The 134 survey respondents came from a range of experience, but all work at companies currently running Hadoop in production. The majority of respondents were from software engineering/development, data scientist, or data architect job titles (25 percent, 17 percent, and 12 percent, respectively). Almost half (40 percent) were from the information technology industry, with education and financial services (11 percent and 10 percent) coming in second and third. Over 45 percent have been in production for two years or more, with 15 percent of those being “advanced users” (four years or more in production).
In this slideshow, Pepperdata shares findings from the survey, such as key use cases, the size of Hadoop environments, and biggest challenges to production deployment.
Hadoop Use in BizOps
Click through for findings from a survey, conducted by Pepperdata, on how and why Hadoop is used for business operations.
Size Doesn’t Matter
The size of an organization does not always correlate to cluster size. Some of the largest Hadoop deployments and users tend to be small shops, such as ad tech companies, digital marketing, and analytics departments that don’t always have the highest numbers of employees. Most organizations just starting out with Hadoop have one cluster for production and one for test/dev. For those who have not figured out how to reliably run multi-tenant environments, it is common to isolate clusters.
Types of Workloads Do Matter
There is an interesting correlation between the types of workloads and the size of Hadoop clusters. Respondents who cited “streaming / real-time” as one of their workloads tended to have more clusters in production (46 percent had four or more clusters). Among respondents who did not have streaming or real-time workloads, only 20 percent had four or more clusters. The move to real time is adding cost and complexity to Hadoop deployments, through the use of cluster isolation as a best practice to guarantee performance. In order to successfully run Hadoop in production, organizations need to start moving away from cluster isolation and toward Quality of Service for Hadoop so they can run real-time/streaming applications (e.g., Spark) alongside batch workloads (e.g., MapReduce) on a single cluster.

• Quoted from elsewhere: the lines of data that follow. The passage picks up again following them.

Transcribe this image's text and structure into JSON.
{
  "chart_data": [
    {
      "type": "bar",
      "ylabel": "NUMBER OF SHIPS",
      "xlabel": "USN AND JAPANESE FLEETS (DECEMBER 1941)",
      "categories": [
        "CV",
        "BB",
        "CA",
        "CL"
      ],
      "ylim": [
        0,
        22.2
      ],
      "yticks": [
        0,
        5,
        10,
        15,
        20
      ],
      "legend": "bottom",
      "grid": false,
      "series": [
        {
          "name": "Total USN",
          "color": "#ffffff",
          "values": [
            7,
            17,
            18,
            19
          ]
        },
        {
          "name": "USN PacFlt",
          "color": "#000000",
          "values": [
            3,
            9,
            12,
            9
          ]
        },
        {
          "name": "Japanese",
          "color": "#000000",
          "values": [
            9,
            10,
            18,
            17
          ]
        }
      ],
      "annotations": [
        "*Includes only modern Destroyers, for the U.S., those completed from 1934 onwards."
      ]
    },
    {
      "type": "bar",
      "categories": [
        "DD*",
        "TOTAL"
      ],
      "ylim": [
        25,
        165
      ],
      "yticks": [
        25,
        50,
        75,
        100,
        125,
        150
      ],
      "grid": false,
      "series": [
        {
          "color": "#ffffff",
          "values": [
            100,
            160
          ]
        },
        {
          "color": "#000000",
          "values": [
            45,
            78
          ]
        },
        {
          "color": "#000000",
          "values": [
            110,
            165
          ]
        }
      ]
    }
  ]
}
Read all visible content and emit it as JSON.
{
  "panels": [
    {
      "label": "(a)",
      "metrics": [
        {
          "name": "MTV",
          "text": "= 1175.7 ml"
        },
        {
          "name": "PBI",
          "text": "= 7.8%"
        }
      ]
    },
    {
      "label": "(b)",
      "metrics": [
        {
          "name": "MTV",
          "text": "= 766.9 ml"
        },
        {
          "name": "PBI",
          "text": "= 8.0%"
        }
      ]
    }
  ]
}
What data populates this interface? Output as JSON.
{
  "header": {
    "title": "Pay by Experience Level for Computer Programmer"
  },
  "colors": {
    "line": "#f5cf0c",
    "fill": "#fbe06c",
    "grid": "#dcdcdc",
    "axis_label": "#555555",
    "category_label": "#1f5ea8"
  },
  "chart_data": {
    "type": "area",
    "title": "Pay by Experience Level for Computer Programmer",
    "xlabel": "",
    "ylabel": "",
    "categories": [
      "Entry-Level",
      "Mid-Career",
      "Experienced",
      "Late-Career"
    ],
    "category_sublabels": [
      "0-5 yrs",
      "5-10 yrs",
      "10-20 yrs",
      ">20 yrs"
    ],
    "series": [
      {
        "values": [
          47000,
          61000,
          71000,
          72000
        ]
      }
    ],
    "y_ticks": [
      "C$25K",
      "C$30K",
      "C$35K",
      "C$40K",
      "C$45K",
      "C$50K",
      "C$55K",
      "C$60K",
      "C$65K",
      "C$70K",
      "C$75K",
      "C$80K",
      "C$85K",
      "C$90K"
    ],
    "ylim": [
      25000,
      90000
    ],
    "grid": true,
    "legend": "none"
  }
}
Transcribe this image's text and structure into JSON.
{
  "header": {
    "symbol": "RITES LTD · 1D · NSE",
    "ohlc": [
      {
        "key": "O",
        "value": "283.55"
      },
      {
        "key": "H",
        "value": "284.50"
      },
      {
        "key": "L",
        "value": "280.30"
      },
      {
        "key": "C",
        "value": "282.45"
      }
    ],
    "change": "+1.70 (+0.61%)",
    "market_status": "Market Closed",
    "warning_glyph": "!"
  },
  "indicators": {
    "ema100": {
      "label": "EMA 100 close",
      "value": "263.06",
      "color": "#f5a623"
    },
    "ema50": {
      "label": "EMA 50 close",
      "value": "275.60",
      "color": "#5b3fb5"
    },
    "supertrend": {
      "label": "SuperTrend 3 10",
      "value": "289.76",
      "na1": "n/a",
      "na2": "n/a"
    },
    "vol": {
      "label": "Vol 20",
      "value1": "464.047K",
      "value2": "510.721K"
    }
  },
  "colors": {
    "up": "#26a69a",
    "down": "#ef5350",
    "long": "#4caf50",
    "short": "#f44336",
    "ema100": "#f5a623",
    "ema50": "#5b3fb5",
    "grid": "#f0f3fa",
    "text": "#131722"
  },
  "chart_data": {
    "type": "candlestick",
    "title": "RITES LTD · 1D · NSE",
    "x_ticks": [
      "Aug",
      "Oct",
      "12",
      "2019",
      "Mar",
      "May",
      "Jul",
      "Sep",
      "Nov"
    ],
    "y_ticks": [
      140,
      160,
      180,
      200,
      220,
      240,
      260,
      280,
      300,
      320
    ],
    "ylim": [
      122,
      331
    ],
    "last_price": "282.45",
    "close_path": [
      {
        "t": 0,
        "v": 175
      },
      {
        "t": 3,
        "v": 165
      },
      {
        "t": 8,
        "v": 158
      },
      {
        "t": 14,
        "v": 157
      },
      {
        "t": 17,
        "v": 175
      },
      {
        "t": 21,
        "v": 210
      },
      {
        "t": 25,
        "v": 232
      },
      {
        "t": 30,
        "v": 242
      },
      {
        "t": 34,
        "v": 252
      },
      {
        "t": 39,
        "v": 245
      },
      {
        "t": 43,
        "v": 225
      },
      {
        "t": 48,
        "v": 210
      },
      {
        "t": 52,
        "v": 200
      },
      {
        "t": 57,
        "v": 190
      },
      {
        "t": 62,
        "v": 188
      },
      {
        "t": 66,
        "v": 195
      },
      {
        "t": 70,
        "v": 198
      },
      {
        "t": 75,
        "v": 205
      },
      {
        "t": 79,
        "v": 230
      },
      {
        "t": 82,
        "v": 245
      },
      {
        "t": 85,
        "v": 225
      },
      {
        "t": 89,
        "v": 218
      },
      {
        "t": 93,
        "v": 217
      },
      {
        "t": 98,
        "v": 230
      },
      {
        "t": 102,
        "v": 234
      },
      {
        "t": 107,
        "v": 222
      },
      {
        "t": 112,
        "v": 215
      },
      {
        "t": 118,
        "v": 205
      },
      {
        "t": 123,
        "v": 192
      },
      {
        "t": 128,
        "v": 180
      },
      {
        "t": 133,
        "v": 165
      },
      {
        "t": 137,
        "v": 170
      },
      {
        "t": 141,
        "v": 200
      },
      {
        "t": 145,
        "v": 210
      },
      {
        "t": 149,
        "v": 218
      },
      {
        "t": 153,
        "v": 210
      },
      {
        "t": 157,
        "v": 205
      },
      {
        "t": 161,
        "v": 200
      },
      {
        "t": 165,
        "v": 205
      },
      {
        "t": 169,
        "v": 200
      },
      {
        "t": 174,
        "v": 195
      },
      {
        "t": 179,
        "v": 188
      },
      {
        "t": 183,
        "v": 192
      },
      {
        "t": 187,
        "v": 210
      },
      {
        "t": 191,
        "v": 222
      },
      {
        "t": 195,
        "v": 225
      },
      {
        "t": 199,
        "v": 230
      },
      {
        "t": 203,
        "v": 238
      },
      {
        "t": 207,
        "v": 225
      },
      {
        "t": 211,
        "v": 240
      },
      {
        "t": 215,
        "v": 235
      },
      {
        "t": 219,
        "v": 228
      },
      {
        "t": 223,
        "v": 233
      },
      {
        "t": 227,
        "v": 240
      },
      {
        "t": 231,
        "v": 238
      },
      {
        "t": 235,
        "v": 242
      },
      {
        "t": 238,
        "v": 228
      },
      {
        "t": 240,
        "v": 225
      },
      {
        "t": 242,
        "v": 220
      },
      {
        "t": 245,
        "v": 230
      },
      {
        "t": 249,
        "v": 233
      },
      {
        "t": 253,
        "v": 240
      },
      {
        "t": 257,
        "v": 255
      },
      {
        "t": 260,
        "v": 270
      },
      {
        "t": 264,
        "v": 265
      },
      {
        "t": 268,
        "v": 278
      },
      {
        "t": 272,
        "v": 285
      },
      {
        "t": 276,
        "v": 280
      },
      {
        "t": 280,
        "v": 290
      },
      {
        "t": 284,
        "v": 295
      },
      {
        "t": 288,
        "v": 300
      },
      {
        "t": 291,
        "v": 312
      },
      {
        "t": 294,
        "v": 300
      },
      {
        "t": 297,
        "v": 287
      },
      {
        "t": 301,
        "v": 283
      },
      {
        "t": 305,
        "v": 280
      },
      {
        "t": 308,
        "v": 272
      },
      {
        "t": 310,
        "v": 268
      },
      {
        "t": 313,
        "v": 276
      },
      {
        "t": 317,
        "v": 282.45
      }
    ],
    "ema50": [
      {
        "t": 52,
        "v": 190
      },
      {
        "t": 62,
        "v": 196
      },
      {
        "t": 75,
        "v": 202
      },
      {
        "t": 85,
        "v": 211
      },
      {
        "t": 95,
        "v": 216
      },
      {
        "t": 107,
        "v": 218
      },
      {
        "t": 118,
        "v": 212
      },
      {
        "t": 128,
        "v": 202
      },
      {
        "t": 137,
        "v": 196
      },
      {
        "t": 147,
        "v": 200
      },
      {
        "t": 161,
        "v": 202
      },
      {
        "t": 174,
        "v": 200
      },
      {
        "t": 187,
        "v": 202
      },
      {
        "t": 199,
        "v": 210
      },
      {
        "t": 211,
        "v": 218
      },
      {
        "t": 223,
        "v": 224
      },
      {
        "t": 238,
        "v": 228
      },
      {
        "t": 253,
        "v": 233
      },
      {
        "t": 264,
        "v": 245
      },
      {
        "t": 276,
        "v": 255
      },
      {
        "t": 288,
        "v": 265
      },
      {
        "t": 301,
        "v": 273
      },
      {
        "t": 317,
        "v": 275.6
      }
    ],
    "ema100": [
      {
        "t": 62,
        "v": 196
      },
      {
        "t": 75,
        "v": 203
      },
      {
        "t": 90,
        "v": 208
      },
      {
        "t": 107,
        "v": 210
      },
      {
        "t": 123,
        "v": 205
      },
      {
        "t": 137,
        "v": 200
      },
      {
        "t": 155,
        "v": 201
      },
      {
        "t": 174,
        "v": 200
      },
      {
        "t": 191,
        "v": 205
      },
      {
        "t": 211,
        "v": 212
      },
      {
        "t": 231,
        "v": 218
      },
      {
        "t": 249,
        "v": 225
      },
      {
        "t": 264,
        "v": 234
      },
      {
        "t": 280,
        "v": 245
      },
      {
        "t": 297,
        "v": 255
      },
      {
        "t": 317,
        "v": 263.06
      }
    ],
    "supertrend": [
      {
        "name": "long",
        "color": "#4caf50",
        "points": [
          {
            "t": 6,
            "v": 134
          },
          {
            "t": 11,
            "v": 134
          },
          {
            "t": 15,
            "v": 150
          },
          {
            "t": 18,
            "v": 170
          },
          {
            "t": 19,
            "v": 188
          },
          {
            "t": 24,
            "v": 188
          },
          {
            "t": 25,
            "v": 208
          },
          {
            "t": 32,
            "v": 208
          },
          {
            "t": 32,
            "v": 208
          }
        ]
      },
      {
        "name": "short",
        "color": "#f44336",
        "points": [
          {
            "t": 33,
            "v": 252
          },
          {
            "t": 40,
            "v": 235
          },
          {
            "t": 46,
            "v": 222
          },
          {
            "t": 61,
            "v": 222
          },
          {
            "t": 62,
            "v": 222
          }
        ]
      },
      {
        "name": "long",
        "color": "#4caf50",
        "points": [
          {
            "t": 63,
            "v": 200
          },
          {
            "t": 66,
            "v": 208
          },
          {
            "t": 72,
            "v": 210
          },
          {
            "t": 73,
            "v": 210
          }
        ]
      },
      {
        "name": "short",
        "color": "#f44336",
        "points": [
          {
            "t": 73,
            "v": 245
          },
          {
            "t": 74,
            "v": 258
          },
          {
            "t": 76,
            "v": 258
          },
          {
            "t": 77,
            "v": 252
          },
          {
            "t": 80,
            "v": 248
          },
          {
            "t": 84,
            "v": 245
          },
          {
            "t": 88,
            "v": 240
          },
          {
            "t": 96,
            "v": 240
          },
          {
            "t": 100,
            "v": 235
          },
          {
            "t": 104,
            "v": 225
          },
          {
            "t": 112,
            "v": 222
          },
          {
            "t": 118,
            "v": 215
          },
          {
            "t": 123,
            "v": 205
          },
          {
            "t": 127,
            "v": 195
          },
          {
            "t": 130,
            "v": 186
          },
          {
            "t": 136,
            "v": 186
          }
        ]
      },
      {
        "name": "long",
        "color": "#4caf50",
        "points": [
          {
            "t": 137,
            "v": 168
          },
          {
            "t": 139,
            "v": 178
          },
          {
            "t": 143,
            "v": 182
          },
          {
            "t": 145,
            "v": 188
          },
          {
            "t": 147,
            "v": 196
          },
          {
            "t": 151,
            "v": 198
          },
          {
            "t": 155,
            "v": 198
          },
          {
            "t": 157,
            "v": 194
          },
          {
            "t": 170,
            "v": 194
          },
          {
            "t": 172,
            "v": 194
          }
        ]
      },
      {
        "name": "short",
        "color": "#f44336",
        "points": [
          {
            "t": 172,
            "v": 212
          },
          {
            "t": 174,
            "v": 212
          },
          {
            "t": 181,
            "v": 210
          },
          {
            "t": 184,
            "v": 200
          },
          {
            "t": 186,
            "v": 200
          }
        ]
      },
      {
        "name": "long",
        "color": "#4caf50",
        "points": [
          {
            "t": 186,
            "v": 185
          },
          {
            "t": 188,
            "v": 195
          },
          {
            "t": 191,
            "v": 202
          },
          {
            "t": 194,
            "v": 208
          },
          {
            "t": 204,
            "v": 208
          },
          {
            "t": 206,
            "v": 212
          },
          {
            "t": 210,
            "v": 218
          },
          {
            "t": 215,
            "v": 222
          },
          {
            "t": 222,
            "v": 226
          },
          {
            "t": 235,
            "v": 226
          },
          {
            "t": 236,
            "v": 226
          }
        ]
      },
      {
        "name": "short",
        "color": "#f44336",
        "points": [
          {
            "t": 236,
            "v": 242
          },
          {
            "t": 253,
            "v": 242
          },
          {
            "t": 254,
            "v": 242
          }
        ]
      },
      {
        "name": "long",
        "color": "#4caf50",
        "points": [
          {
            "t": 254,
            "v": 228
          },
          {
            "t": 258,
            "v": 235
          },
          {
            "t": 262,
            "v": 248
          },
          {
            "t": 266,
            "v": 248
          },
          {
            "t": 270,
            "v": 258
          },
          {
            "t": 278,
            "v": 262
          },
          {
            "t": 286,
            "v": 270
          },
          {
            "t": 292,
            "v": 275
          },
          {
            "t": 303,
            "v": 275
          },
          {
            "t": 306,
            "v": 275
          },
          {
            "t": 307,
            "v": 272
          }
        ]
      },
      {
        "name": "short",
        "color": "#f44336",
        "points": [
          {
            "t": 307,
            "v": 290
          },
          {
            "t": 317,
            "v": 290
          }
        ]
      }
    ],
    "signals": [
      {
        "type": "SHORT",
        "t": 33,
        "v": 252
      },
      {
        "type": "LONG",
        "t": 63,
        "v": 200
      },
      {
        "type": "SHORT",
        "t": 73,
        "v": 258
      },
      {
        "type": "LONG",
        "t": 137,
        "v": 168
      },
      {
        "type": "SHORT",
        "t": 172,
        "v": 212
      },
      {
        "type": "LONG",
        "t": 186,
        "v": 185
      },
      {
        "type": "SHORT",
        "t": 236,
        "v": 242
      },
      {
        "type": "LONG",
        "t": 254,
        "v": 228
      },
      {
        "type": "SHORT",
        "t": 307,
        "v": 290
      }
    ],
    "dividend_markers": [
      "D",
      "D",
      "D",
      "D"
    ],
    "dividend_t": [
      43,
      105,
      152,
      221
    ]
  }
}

Mixed Workloads Bring Cluster Chaos
In terms of the workloads that organizations are running, MapReduce leads the pack with an overwhelming 70 percent of respondents currently running MapReduce in production. Spark and Hive are close on the heels with 65 percent and 57 percent, respectively. Respondents also run HBase, batch workloads, Pig, streaming/real-time workloads, Impala and Flume in smaller increments. Given the breakdown, it is clear that many organizations are running mixed workloads in production and increasing the risk of experiencing cluster chaos.
Hadoop Is Still Hard
Respondents face a number of challenges when working with Hadoop. The biggest challenge reported was a lack of expertise or a skills gap. Too much time spent troubleshooting, resource contention, and lack of visibility all came up as common problems as well. This list confirms that with all the progress we have made over the past decade, Hadoop is still challenging, especially in production environments.
It’s Going to Get Harder
The Hadoop ecosystem is not only growing but maturing at a very rapid pace. New processing engines running on Hadoop are driving new, real-time, production use cases that bring their own set of performance challenges that need to be managed to realize true operational value from Hadoop. In order to combat this, organizations using Hadoop and other tools in the ecosystem need to find solutions that help jobs complete on time, facilitate higher utilization of existing hardware resources, and guarantee Quality of Service for Hadoop.